While PLX3397 drug concentrations in tumor tissue were significant, PD effects, while detectable, were lower than expected compared with preclinical studies in mice. Reductions in IBA1 microglia appeared to be the most noteworthy effect of PLX3397, revealed in a subset of patients when their paired sample was analyzed. It is noteworthy that although there were no responses seen, one of the extended PFS patients (03-003) showed a statistically significant reduction in IBA1+ microglia. One possible explanation for differences in effects on microglia in mice and in patients on this study could be the duration of PLX3397 administration that may not have been sufficient to have maximal PD effects at time selected for resection of tissue samples. Future studies of the differences in effects in species may be needed. Furthermore, our results did not examine potential effects of PLX3397 on microglia function; however, such assays may require analysis of fresh tissue or isolated macrophage populations in future studies.
Preclinical rodent studies suggest that tumors of the proneural subtype respond well to CSF1R inhibition.9 However, other preclinical and bioinformatics investigations suggest that microglia may be particularly important in the mesenchymal subtype of GB.18–20 Nanostring RNA profiling of a subset of tumors from the current trial indicated that the 2 patients who had extended PFS were found to both represent the mesenchymal subtype, and the mutations seen in these tumors did not offer an explanation for their relative best PFS. The small sample size precludes any clear conclusions, but the good outcomes in these mesenchymal GBs with an agent with activity against microglia may serve as hypothesis generation for future studies.

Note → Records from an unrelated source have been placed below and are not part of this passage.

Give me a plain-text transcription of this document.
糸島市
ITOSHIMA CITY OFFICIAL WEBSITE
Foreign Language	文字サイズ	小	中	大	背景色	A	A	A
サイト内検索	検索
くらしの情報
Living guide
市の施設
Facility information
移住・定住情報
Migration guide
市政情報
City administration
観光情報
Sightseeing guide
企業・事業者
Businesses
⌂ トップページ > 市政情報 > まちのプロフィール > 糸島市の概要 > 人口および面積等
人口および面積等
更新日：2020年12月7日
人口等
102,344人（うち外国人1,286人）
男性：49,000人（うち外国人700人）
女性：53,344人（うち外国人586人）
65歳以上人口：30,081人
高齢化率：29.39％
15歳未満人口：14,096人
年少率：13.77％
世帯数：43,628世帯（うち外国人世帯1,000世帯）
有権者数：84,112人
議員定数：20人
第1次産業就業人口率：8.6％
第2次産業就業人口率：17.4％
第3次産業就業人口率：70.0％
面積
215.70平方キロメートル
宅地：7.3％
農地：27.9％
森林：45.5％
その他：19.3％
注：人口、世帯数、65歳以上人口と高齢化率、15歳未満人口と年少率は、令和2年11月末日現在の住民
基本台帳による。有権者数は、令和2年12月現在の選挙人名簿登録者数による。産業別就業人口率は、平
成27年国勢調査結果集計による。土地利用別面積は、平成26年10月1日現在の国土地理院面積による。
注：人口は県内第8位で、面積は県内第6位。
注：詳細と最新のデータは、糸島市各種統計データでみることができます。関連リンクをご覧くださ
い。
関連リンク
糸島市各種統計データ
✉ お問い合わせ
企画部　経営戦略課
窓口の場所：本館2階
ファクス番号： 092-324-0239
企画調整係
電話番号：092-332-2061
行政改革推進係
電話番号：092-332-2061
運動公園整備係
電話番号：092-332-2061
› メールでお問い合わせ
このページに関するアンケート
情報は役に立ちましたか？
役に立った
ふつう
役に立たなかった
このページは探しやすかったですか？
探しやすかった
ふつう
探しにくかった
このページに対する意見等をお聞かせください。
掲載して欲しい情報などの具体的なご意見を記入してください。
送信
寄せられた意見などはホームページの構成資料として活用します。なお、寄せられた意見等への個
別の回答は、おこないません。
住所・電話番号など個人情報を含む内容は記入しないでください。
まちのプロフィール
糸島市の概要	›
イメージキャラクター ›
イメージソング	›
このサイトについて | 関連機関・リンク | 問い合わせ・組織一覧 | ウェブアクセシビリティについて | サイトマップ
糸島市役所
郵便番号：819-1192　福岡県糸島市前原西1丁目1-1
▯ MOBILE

In sum, PLX3397 is a potent inhibitor of tumor-associated macrophages and microglia, readily entered GB tumor tissue, and demonstrated PD effects in some patients. However, there was no significant improvement in efficacy in the present study compared with historical controls. PLX3397 is well tolerated and its safety profile is conducive to testing in combination with other treatments, should such combinations be thought to be more efficacious. Of note, a phase II trial is ongoing combining PLX3397 with RT and temodar in newly diagnosed GB.
This work was supported by Plexxikon and conducted with support from the Ivy Foundation Early Phase Clinical Trials Consortium.
The above information was partially presented at the Annual ASCO meeting 2014. We thank M. Ducar and members of the Center for Cancer Genome Discovery for assistance with sequencing analysis.
Conflict of interest statement. There are no conflicts of interest to report for any author.